= Bacchus International Wine Contest =

Annual competition

The International Wine, Vermouth, and Spirits Competition, known as the Bacchus International Wine Contest (concurso Bacchus), is a wine tasting competition organized by the Spanish Union Española de Catadores (UEC) in Madrid since 1996.

==Characteristics==

Numerous wines, vermouths, and spirits participate in the Bacchus International Wine Contests, mainly from Ibero-American countries such as Spain, Mexico, Peru, Uruguay, Bolivia, Argentina, and Brazil, as well as European countries with a winemaking tradition such as Portugal, France, and Germany, and emerging ones like the Czech Republic, Slovakia, and Moldova.

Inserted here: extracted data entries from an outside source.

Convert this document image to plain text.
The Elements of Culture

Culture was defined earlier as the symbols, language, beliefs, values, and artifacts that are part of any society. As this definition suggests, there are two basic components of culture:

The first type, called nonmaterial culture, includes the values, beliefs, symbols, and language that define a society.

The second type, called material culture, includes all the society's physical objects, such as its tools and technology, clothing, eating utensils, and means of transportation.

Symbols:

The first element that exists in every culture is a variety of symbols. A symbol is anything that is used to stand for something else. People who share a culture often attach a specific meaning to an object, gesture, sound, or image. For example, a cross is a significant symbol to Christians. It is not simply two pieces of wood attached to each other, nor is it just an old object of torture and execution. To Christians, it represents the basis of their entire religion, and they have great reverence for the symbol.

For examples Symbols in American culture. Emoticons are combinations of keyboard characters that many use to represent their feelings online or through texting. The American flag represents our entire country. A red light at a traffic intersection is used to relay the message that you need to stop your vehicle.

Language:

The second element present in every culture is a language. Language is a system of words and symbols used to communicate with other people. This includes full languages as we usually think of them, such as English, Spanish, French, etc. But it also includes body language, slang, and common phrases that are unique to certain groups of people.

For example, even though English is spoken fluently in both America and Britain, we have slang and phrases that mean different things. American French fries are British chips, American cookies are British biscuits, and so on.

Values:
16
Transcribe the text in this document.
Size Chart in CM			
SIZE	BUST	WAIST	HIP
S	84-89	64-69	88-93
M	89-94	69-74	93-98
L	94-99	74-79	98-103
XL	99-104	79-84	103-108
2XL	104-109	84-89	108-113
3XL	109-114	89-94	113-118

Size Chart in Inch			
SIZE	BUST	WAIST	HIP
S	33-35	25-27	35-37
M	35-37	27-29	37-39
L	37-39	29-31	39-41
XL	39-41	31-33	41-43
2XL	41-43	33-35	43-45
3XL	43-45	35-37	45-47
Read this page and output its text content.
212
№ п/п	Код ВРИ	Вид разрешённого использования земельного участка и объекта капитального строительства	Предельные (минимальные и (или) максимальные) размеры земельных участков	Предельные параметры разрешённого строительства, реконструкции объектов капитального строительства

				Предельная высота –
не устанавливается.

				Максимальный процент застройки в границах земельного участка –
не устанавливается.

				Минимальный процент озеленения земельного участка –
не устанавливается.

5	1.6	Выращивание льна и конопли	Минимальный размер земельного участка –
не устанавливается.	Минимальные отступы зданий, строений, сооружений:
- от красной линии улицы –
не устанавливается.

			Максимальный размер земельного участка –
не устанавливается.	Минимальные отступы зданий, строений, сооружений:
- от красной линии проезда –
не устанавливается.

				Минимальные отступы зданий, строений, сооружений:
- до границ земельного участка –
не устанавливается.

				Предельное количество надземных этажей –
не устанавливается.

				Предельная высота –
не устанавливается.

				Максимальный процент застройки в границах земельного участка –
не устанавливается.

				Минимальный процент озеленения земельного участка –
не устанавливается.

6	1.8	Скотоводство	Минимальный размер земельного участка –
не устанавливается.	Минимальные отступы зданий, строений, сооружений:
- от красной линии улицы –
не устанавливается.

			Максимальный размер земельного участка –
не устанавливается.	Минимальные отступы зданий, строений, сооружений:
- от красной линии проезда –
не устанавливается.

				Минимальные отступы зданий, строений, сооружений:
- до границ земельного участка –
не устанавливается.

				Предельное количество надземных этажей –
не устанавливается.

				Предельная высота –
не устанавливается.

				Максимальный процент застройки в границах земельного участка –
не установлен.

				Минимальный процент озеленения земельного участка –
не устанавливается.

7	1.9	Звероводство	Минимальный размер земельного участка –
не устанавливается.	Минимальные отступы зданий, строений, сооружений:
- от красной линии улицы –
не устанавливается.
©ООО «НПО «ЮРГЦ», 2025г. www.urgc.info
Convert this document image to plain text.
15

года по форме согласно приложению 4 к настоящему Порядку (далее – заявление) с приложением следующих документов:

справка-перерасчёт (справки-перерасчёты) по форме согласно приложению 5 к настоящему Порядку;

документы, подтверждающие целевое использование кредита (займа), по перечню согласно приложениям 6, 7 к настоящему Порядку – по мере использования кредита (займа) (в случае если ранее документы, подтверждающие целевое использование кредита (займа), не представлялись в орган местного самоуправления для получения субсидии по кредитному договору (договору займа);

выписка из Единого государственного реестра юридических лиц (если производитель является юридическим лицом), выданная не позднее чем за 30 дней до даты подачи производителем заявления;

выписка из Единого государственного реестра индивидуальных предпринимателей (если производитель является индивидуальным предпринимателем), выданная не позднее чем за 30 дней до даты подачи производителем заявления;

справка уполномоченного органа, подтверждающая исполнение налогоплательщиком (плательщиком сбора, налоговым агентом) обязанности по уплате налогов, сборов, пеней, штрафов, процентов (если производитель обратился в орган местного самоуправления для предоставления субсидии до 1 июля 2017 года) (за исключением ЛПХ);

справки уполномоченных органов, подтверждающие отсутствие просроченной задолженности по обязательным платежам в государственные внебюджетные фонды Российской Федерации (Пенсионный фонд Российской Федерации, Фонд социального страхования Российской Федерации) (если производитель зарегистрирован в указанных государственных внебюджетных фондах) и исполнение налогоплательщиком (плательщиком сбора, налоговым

The competition jury is made up of more than one hundred specialized journalists, sommeliers (including Masters of Wine and Masters Sommelier), and winemakers or distillers , who conduct a blind tasting of the products (assessing their appearance, smell, palate, and harmony) and panel discussion.

After the judges' deliberation, the most valued wines receive the following awards, from highest to lowest score: Gran Bacchus de Oro, Bacchus de Oro, and Bacchus de Planta. Additionally, wines belonging to Spanish protected designations of origin (denominación de origen protegida, DOP) or protected geographical indication (indicación geográfica protegida, IGP) that have obtained the five highest scores in the Bacchus competition are eligible for the Alimento de España award in the red wine, white wine, rosé, sparkling wine, and liqueur wine categories.

The competition is recognized by the International Organisation of Vine and Wine (OIV), the World Federation of Major Wine and Spirits Competitions (VINOFED), and the Spanish Ministry of Agriculture.